Científicos del Instituto de Astrofísica de Andalucía, del Consejo Superior de Investigaciones Científicas (IAA-CSIC), han participado en el descubrimiento de un sistema integrado por una estrella enana blanca y un planeta similar a Júpiter, un hallazgo, publicado en la revista científica ‘Nature‘, que muestra que los planetas pueden sobrevivir a la muerte de su estrella, y por tanto permite vislumbrar el futuro del Sistema Solar tras la desaparición del Sol.
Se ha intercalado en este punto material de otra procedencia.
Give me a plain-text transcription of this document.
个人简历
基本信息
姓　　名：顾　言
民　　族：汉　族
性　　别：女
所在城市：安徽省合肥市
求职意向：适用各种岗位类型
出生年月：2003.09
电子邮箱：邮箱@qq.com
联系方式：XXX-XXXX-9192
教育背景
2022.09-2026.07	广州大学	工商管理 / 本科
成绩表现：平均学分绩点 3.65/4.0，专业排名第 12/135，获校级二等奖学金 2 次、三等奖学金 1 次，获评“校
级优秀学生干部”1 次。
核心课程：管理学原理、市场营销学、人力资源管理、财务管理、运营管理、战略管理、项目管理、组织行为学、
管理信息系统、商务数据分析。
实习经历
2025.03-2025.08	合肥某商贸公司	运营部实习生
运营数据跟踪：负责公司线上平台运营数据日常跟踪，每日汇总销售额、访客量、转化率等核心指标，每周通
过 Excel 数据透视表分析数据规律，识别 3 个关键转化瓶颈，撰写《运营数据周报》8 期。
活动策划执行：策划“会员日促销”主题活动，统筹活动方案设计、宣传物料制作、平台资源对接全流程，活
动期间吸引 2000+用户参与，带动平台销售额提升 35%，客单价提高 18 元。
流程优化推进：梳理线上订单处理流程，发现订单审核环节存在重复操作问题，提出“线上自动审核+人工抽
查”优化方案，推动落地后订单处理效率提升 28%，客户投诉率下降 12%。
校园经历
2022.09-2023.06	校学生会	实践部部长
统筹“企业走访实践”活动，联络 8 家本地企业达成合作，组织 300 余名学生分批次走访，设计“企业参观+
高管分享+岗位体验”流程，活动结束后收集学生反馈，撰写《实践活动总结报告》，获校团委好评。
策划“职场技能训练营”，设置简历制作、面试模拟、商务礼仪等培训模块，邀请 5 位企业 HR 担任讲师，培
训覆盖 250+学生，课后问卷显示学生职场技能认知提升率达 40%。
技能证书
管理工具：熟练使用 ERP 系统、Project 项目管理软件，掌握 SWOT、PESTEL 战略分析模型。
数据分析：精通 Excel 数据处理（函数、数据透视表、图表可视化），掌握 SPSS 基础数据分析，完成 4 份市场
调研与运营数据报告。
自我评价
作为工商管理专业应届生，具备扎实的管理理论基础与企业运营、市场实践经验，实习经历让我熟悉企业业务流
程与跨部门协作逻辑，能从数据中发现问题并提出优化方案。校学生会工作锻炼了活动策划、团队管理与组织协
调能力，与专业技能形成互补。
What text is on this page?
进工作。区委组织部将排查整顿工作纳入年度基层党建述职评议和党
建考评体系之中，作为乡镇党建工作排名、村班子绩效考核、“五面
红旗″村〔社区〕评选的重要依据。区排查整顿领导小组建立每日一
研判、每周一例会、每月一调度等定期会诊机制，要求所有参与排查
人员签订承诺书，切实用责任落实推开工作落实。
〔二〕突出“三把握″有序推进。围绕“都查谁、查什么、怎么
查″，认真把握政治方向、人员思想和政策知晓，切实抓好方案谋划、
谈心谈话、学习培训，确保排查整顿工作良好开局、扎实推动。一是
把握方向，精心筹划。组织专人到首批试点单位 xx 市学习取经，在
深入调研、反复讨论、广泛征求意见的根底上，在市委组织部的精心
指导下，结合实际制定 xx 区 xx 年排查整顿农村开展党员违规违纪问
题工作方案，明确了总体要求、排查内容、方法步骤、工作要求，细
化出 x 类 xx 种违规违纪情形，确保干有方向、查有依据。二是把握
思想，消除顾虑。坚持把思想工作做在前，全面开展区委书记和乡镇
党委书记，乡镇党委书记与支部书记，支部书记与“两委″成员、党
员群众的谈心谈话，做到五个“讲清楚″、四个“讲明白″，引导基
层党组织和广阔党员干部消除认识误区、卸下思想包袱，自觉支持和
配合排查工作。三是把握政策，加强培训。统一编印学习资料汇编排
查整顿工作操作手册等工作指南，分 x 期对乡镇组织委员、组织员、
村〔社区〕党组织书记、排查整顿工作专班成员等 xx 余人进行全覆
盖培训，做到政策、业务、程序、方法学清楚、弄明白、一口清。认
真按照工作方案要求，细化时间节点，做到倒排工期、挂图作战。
Dentro de unos 5.000 millones de años, el Sol agotará su combustible y comenzará a hundirse bajo su propio peso, proceso que calentará y dilatará las capas externas, que engullirán las órbitas de Mercurio, Venus, y puede que de la Tierra, según ha detallado el IAA-CSIC.

A esta etapa, la de gigante roja, le seguirá otra en la que la envoltura se expandirá libre formando una nebulosa planetaria, y en cuyo centro aún brillará el núcleo desnudo de lo que fue el Sol, una enana blanca. Aunque algunos estudios afirmaban que los planetas podrían sobrevivir a la muerte del Sol, en concreto, los similares a Júpiter, las evidencias observacionales eran aún escasas.

Gran descubrimiento

Ahora, un grupo de científicos con participación del IAA-CSIC ha publicado el descubrimiento de un sistema formado por una enana blanca y un planeta de tipo joviano, que permite vislumbrar el posible futuro del Sistema Solar.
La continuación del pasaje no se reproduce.